These two Support Squad members are remarkably similar. As awesome as they sound, they’re a very strongly niche concept that can possibly be taken by only 1 member of the team, and usually that member suffers from not getting the spotlight much during game.
On closer observation, they share very similar traits:
- They’re both perceived as “cool” activities – Driving a car and hacking into a secure network are a crucial part of the things that make espionage movies cool
- They’re both perceived as “solo” activities – Drivers are cool, but two people managing a single car seems a little weird. In the same way popular culture makes it look like a Hacker can only work alone when trying to penetrate a network’s defenses.
- They’re both only occasionally featured in a game – Unless the game is like Hackers or The Fast & the Furious, which would be better classified as a One-Class Campaign, you can bet that chase scenes and hacking scenes will be fairly uncommon.
- And yet, both have supporting game systems – At one point or another there will be a ruleset for Chase Scenes and Hacking Attempts.
So, given their similarities, the quickest (and laziest) solution from me would be to suggest to increase the number of scenes related to their expertise… while it may seem like a stupid (and perhaps snide) answer, let’s take a bit to determine how their abilities come in handy:
First off… the Driver:
- Area Knowledge – Shortcuts and landmarks are useful when you need to locate someting or someone as soon as possible.

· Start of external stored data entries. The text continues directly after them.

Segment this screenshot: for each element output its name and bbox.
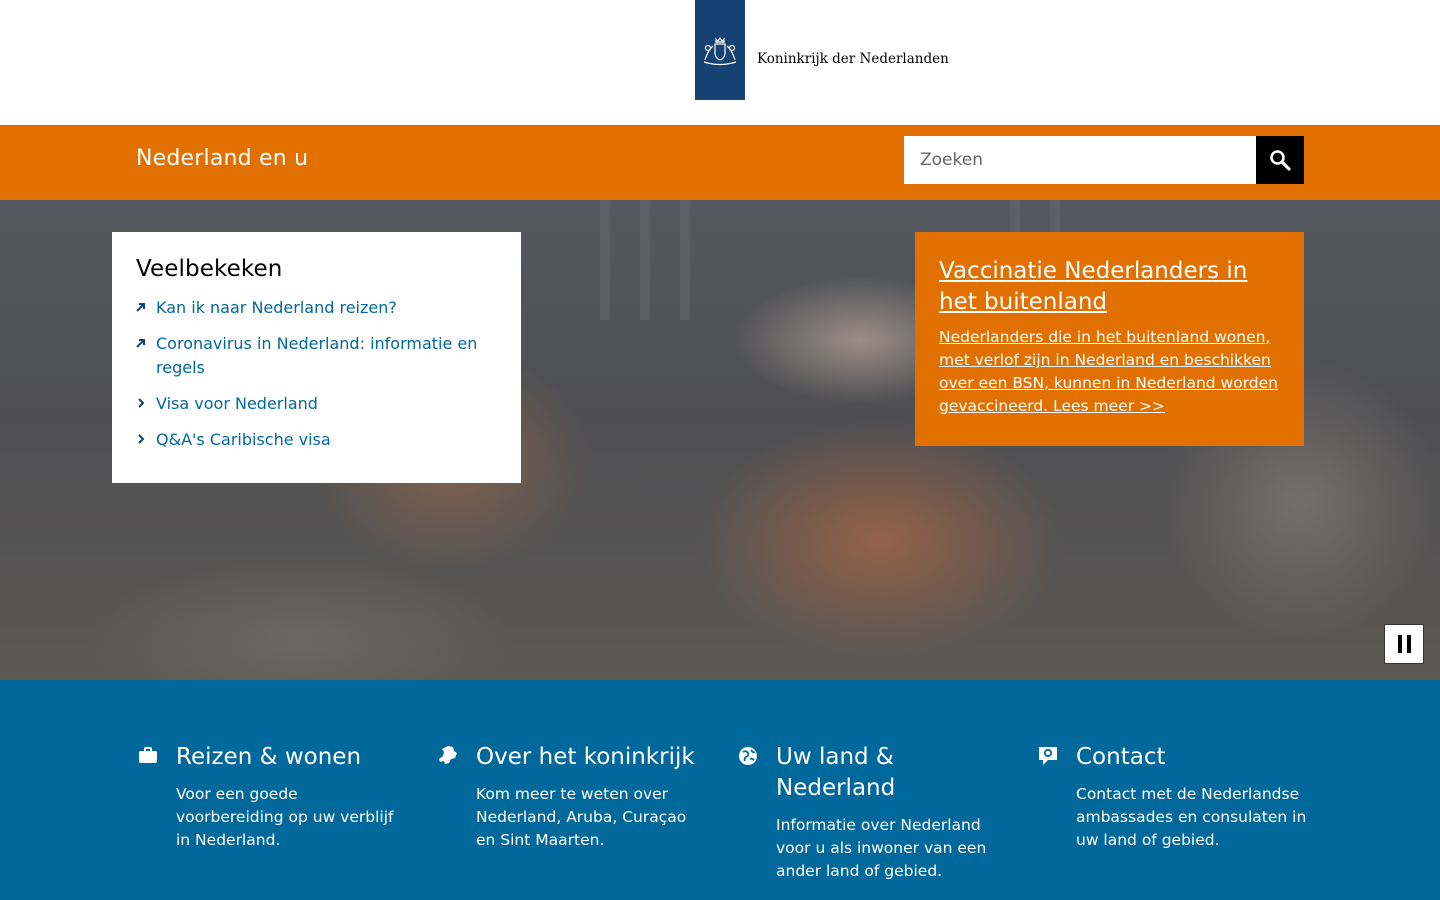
tile-text: Contact met de Nederlandse ambassades en… — [1076, 785, 1307, 849]
logo-wordmark: Koninkrijk der Nederlanden — [757, 51, 949, 67]
popular-link[interactable]: Q&A's Caribische visa — [156, 428, 331, 452]
pause-icon — [1397, 635, 1402, 653]
list-item: Visa voor Nederland — [136, 392, 497, 416]
chevron-right-icon — [136, 428, 156, 452]
pause-icon — [1406, 635, 1411, 653]
popular-link[interactable]: Visa voor Nederland — [156, 392, 318, 416]
netherlands-map-icon — [439, 746, 457, 764]
contact-speech-icon — [1039, 747, 1057, 765]
pause-button[interactable] — [1384, 624, 1424, 664]
feature-highlight-box: Vaccinatie Nederlanders in het buitenlan… — [915, 232, 1304, 446]
suitcase-icon — [139, 747, 157, 763]
globe-icon — [739, 747, 757, 765]
tile-title: Reizen & wonen — [176, 744, 362, 770]
popular-link[interactable]: Coronavirus in Nederland: informatie en … — [156, 332, 497, 380]
chevron-right-icon — [136, 392, 156, 416]
list-item: Q&A's Caribische visa — [136, 428, 497, 452]
coat-of-arms-icon — [703, 36, 737, 66]
search-icon — [1270, 150, 1291, 171]
external-arrow-icon — [136, 296, 156, 320]
search-input[interactable] — [904, 136, 1256, 184]
tile-title: Over het koninkrijk — [476, 744, 695, 770]
tile-title: Contact — [1076, 744, 1166, 770]
list-item: Coronavirus in Nederland: informatie en … — [136, 332, 497, 380]
popular-box: Veelbekeken Kan ik naar Nederland reizen… — [112, 232, 521, 483]
feature-text-link[interactable]: Nederlanders die in het buitenland wonen… — [939, 326, 1280, 418]
feature-title-link[interactable]: Vaccinatie Nederlanders in het buitenlan… — [939, 256, 1280, 318]
popular-list: Kan ik naar Nederland reizen? Coronaviru… — [136, 296, 497, 452]
search-button[interactable] — [1256, 136, 1304, 184]
external-arrow-icon — [136, 332, 156, 356]
popular-link[interactable]: Kan ik naar Nederland reizen? — [156, 296, 397, 320]
popular-heading: Veelbekeken — [136, 256, 283, 282]
tile-text: Voor een goede voorbereiding op uw verbl… — [176, 785, 394, 849]
tile-text: Kom meer te weten over Nederland, Aruba,… — [476, 785, 687, 849]
tile-text: Informatie over Nederland voor u als inw… — [776, 816, 987, 880]
list-item: Kan ik naar Nederland reizen? — [136, 296, 497, 320]
site-title[interactable]: Nederland en u — [136, 146, 308, 171]
rijksoverheid-logo[interactable] — [695, 0, 745, 100]
tile-title: Uw land & Nederland — [776, 744, 896, 801]
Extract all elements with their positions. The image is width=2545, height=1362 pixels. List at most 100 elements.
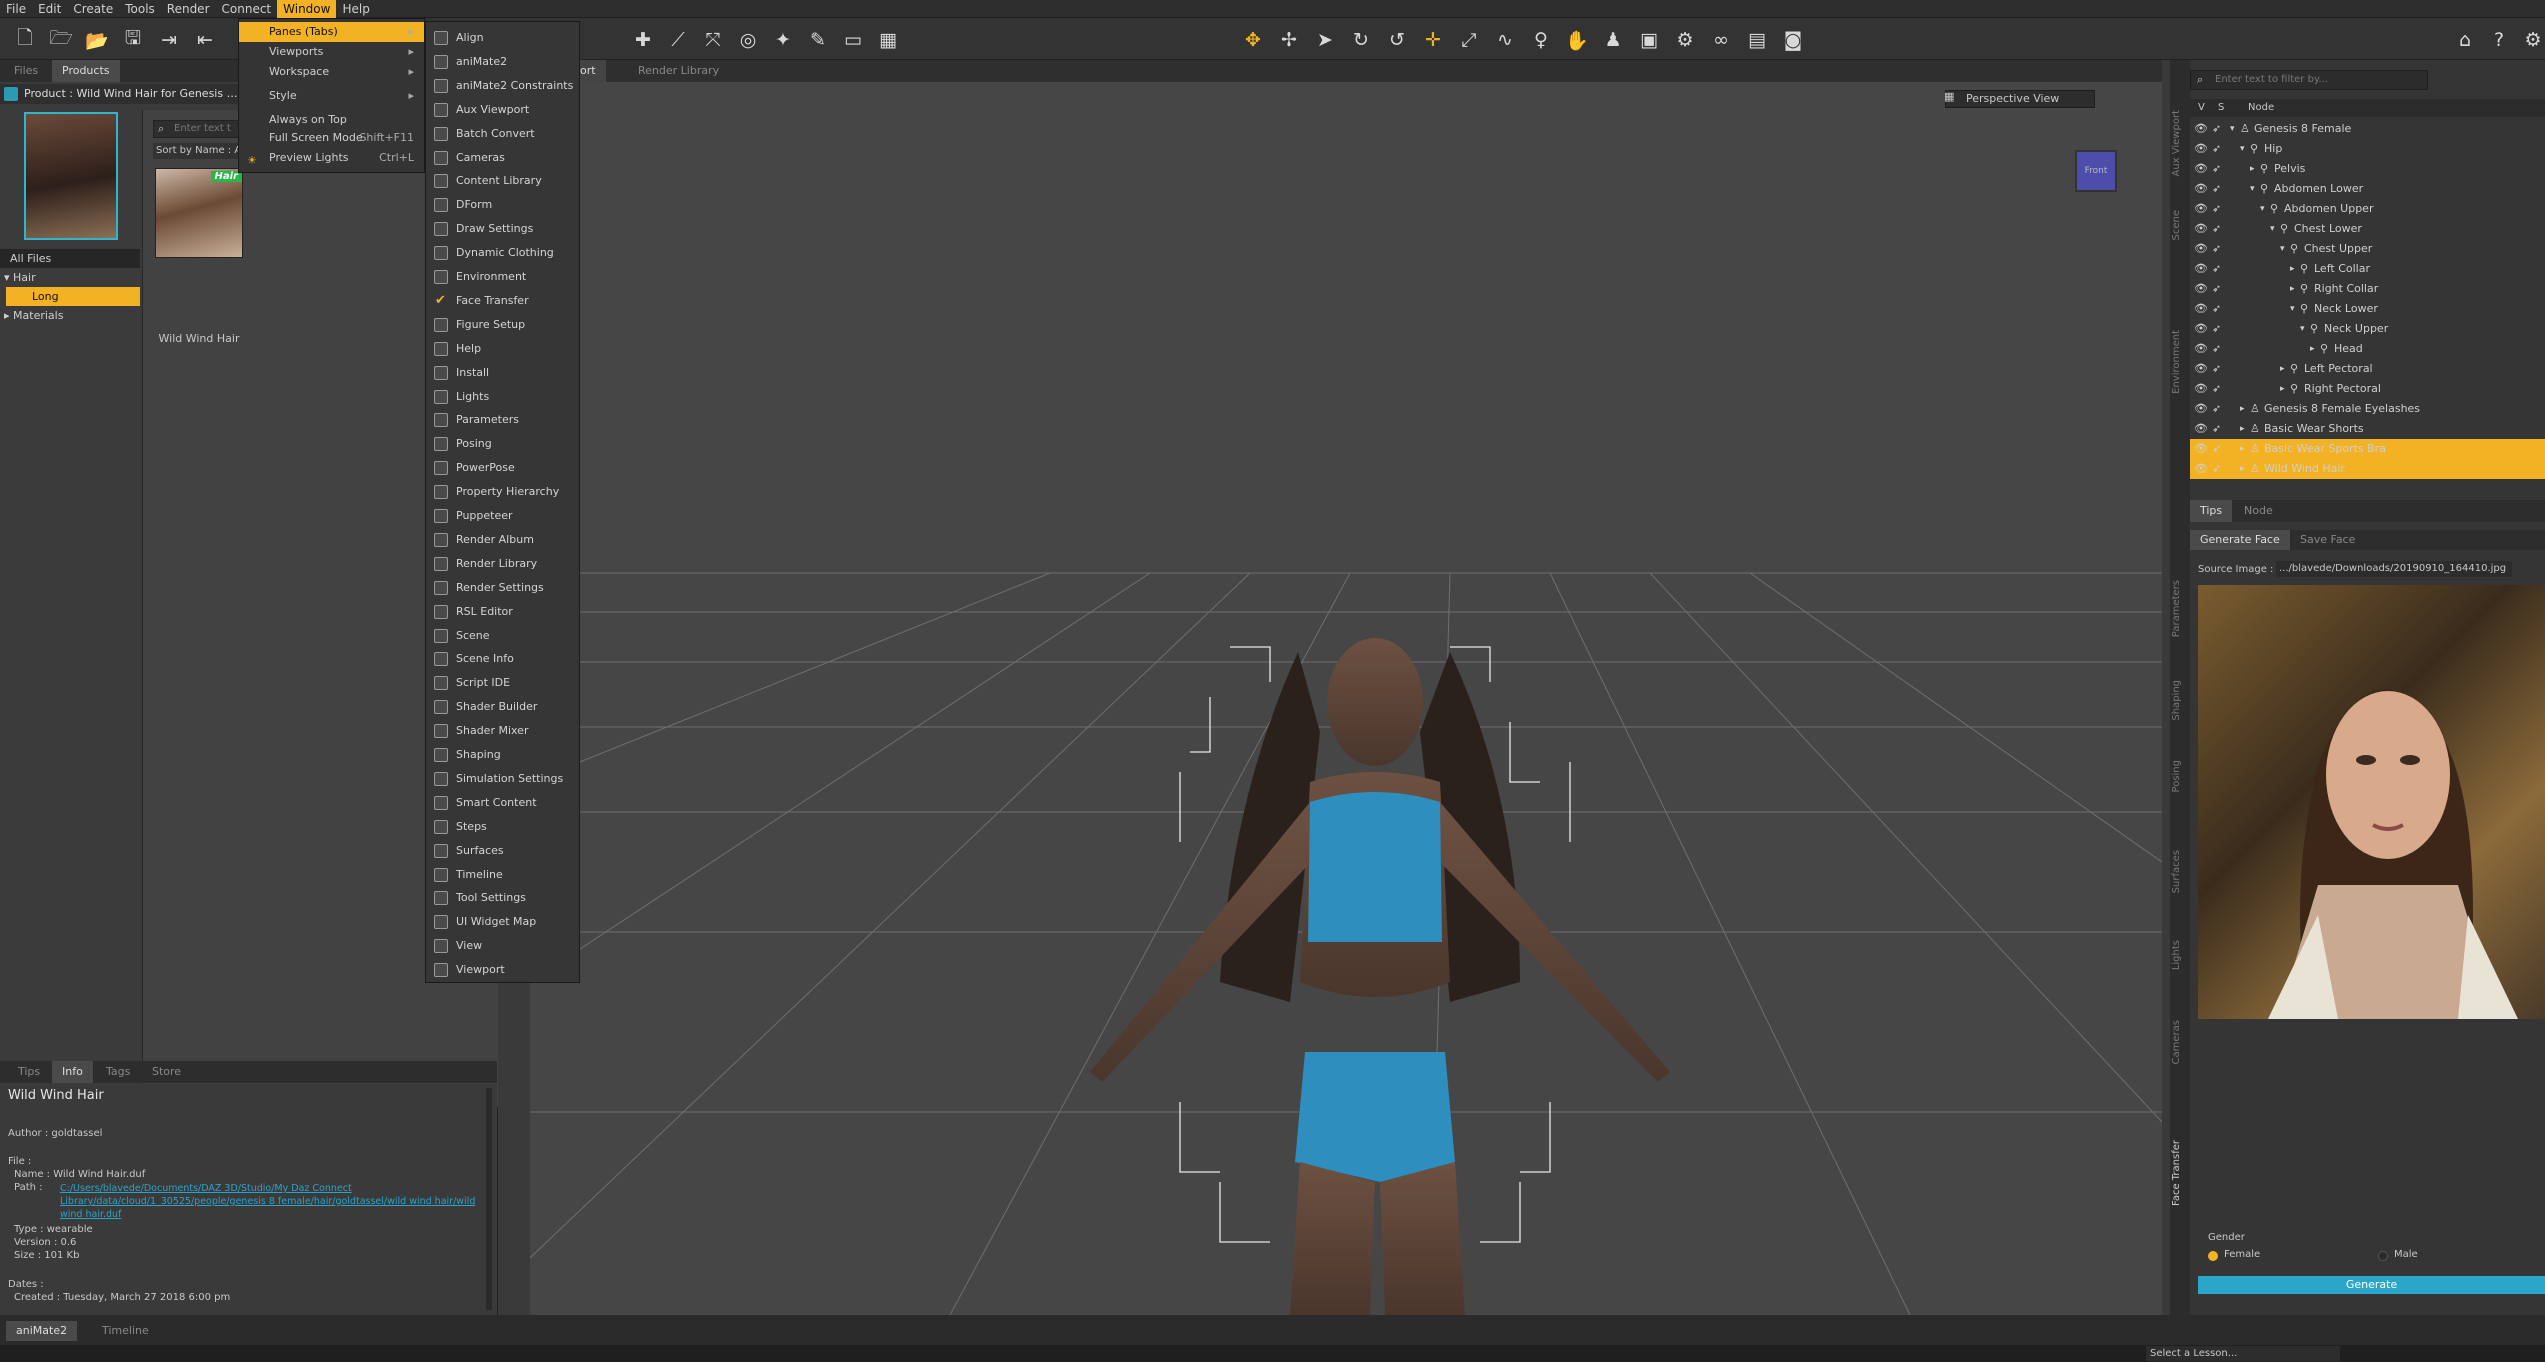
pane-menu-item[interactable]: Puppeteer [426,504,579,528]
side-tab[interactable]: Posing [2171,760,2189,792]
scene-node-row[interactable]: 👁 ➶ ▾ ⚲ Chest Upper [2190,239,2545,259]
lesson-select[interactable]: Select a Lesson... [2146,1346,2340,1361]
window-menu-item[interactable]: Panes (Tabs) ▸ [239,22,424,42]
universal-icon[interactable]: ✢ [1276,27,1302,53]
expand-icon[interactable]: ▸ [2240,399,2245,419]
pane-menu-item[interactable]: ✔ Face Transfer [426,289,579,313]
asset-thumbnail[interactable]: Hair [155,168,243,258]
pane-menu-item[interactable]: Content Library [426,169,579,193]
selectable-icon[interactable]: ➶ [2212,299,2221,319]
back-icon[interactable] [4,87,18,101]
expand-icon[interactable]: ▾ [2250,179,2255,199]
joint-editor-icon[interactable]: ⟋ [665,27,691,53]
visibility-icon[interactable]: 👁 [2194,439,2208,459]
wand-icon[interactable]: ✦ [770,27,796,53]
selectable-icon[interactable]: ➶ [2212,339,2221,359]
scene-node-row[interactable]: 👁 ➶ ▾ ♙ Genesis 8 Female [2190,119,2545,139]
visibility-icon[interactable]: 👁 [2194,279,2208,299]
settings-icon[interactable]: ⚙ [2520,27,2545,53]
window-menu-item[interactable]: Preview Lights Ctrl+L ☀ [239,148,424,168]
visibility-icon[interactable]: 👁 [2194,359,2208,379]
side-tab[interactable]: Face Transfer [2171,1140,2189,1206]
new-file-icon[interactable]: 🗋 [12,27,38,53]
pane-menu-item[interactable]: Script IDE [426,671,579,695]
selectable-icon[interactable]: ➶ [2212,199,2221,219]
side-tab[interactable]: Lights [2171,940,2189,970]
expand-icon[interactable]: ▾ [2260,199,2265,219]
selectable-icon[interactable]: ➶ [2212,119,2221,139]
viewport[interactable]: ort Render Library Perspective View ▦ Fr… [530,60,2162,1315]
pane-menu-item[interactable]: aniMate2 Constraints [426,74,579,98]
expand-icon[interactable]: ▸ [2250,159,2255,179]
visibility-icon[interactable]: 👁 [2194,419,2208,439]
pane-menu-item[interactable]: Shaping [426,743,579,767]
side-tab[interactable]: Aux Viewport [2171,110,2189,177]
tab-files[interactable]: Files [4,60,48,82]
selectable-icon[interactable]: ➶ [2212,379,2221,399]
expand-icon[interactable]: ▾ [2230,119,2235,139]
box-icon[interactable]: ▣ [1636,27,1662,53]
pane-menu-item[interactable]: Scene Info [426,647,579,671]
selectable-icon[interactable]: ➶ [2212,419,2221,439]
pane-menu-item[interactable]: Cameras [426,146,579,170]
figure-icon[interactable]: ♀ [1528,27,1554,53]
pane-menu-item[interactable]: Install [426,361,579,385]
open-folder-icon[interactable]: 📂 [84,27,110,53]
tab-save-face[interactable]: Save Face [2290,530,2365,550]
visibility-icon[interactable]: 👁 [2194,199,2208,219]
info-path-link[interactable]: C:/Users/blavede/Documents/DAZ 3D/Studio… [60,1182,482,1222]
visibility-icon[interactable]: 👁 [2194,259,2208,279]
window-menu-item[interactable]: Always on Top [239,110,424,130]
visibility-icon[interactable]: 👁 [2194,139,2208,159]
tree-item-hair[interactable]: ▾ Hair [0,268,140,287]
import-icon[interactable]: ⇥ [156,27,182,53]
pane-menu-item[interactable]: DForm [426,193,579,217]
grid-icon[interactable]: ▦ [875,27,901,53]
scene-node-row[interactable]: 👁 ➶ ▾ ⚲ Chest Lower [2190,219,2545,239]
expand-icon[interactable]: ▸ [2280,379,2285,399]
menu-tools[interactable]: Tools [119,0,161,18]
selectable-icon[interactable]: ➶ [2212,219,2221,239]
pane-menu-item[interactable]: Render Album [426,528,579,552]
side-tab[interactable]: Surfaces [2171,850,2189,893]
pane-menu-item[interactable]: Draw Settings [426,217,579,241]
scene-node-row[interactable]: 👁 ➶ ▸ ⚲ Left Pectoral [2190,359,2545,379]
selectable-icon[interactable]: ➶ [2212,459,2221,479]
home-icon[interactable]: ⌂ [2452,27,2478,53]
tab-render-library[interactable]: Render Library [628,60,729,82]
tab-generate-face[interactable]: Generate Face [2190,530,2290,550]
visibility-icon[interactable]: 👁 [2194,459,2208,479]
menu-help[interactable]: Help [336,0,375,18]
expand-icon[interactable]: ▾ [2290,299,2295,319]
translate-icon[interactable]: ✛ [1420,27,1446,53]
expand-icon[interactable]: ▸ [2310,339,2315,359]
scene-node-row[interactable]: 👁 ➶ ▾ ⚲ Abdomen Lower [2190,179,2545,199]
selectable-icon[interactable]: ➶ [2212,319,2221,339]
window-menu-item[interactable]: Style ▸ [239,86,424,106]
pane-menu-item[interactable]: Posing [426,432,579,456]
selectable-icon[interactable]: ➶ [2212,239,2221,259]
save-icon[interactable]: 🖫 [120,27,146,53]
pointer-icon[interactable]: ➤ [1312,27,1338,53]
scale-icon[interactable]: ⤢ [1456,27,1482,53]
visibility-icon[interactable]: 👁 [2194,399,2208,419]
pose-icon[interactable]: ♟ [1600,27,1626,53]
pane-menu-item[interactable]: aniMate2 [426,50,579,74]
scene-node-row[interactable]: 👁 ➶ ▸ ♙ Basic Wear Sports Bra [2190,439,2545,459]
help-icon[interactable]: ? [2486,27,2512,53]
scene-node-row[interactable]: 👁 ➶ ▸ ⚲ Right Collar [2190,279,2545,299]
selectable-icon[interactable]: ➶ [2212,259,2221,279]
pane-menu-item[interactable]: Parameters [426,408,579,432]
scene-node-row[interactable]: 👁 ➶ ▸ ⚲ Left Collar [2190,259,2545,279]
region-icon[interactable]: ▭ [840,27,866,53]
female-radio[interactable] [2208,1251,2218,1261]
visibility-icon[interactable]: 👁 [2194,319,2208,339]
info-scrollbar[interactable] [486,1088,492,1310]
undo-rotate-icon[interactable]: ↺ [1384,27,1410,53]
tab-timeline[interactable]: Timeline [92,1321,159,1341]
skin-icon[interactable]: ✋ [1564,27,1590,53]
menu-file[interactable]: File [0,0,32,18]
pane-menu-item[interactable]: Figure Setup [426,313,579,337]
pane-menu-item[interactable]: Lights [426,385,579,409]
export-icon[interactable]: ⇤ [192,27,218,53]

- Vehicle Knowledge – Drivers often know how machines work, and how to best disable them. Furthermore there’s also the little quirk that a creative GM can put in that a Driver can actually analyze an opponent’s vehicle for weaknesses in terms of speed or ability, which may come in useful in a later chase scene.
- Hijacking Vehicles – Anyone who has ever played a Grand Theft Auto videogame knows how this goes.
- Technology knowledge – Hackers aren’t just constrained to their know how in breaking and entering secure networks, but they’re often tech heads who obsess over most everything, or know some kind of trivia that becomes relevant.
- Counter-intelligence – It’s easy to be on the offensive in most games, but it’s also a time to shine for Hackers if they suddenly find themselves under attack. This raises the tension in the scene as all of a sudden, Hacker Pride and ability are both insulted, and the Hacker must do everything he can to stop the other person (and maybe even go so far as gain the offensive.
- Other Kinds of Hacking – From Dumpster Diving to Seducing a Technician from the opposing team, Hackers don’t just rely on a computer to get their job done, they’re pretty good off a keyboard as well.
Well, that’s it for this entry of the Support Squad, hopefully it’s given people a few ideas on how to better accomodate players of these interests and concepts in their campaigns.